B. CITAÇÃO DE PESSOAS SINGULARES



I. Regime opcional: Citação por via eletrónica (alternativa à citação via postal);

II. Registo: As pessoas singulares que optem pela via eletrónica, devem previamente proceder ao registo do seu correio eletrónico, nos mesmos termos previstos para as pessoas coletivas, enunciado supra;

III. Aviso eletrónico: As pessoas singulares, à semelhança das pessoas coletivas, também recebem um aviso no endereço de correio eletrónico quando a citação é disponibilizada na sua área reservada e um aviso postal se não houver consulta eletrónica nos oito dias seguintes. Apenas as pessoas singulares podem aceder à sua área reservada, sem prejuízo da possibilidade de conferirem a mandatário judicial poderes especiais de consulta das citações e notificações que lhes sejam dirigidas.
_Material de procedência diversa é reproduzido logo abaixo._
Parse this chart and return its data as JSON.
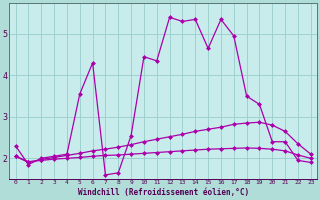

IV. Data da citação e consulta:

  1. citação por via eletrónica considera-se feita na data da consulta eletrónica na área de acesso reservado (contrariamente ao que sucede com as pessoas coletivas, a citação não se considerará efetuada no 8.º dia posterior à disponibilização na área reservada);
  2. Em caso de frustração da citação por via eletrónica, por não consulta da mesma até ao trigésimo dia posterior ao da disponibilização da citação na área reservada, presume-se a recusa de recebimento pelo citando (salvo demonstração em contrário), o sistema certifica a não consulta, a citação considera-se devolvida e procede-se à citação por agente de execução;
  3. Se a citação for consultada em momento posterior ao previsto na alínea anterior, mas antes de se considerar efetuada a citação por agente de execução ou por outro meio de citação adotado subsequentemente, a citação considera-se efetuada na data da consulta.

O novo regime aproveita ainda para esclarecer que a ausência do citando que determina a repetição da citação por via postal para novo endereço, no caso de, aquando da tentativa de entrega da carta, este ser indicado ao distribuidor postal, não se refere a uma ausência ocasional, mas apenas a casos de mudança de domicílio ou local de trabalho.

Em suma, resulta notória a intenção do legislador de dar um passo firme em direção a um sistema processual mais célere e eficiente, para que a justiça não fique alheia às exigências da era digital. Esta mudança não só contribui para a agilização dos procedimentos judiciais, como também reforça a proximidade entre os cidadãos e a justiça, assegurando uma comunicação mais simples e segura. Para o sucesso deste novo paradigma, será crucial assegurar mecanismos de suporte, transição e capacitação, para que todos os intervenientes processuais possam dele beneficiar plenamente.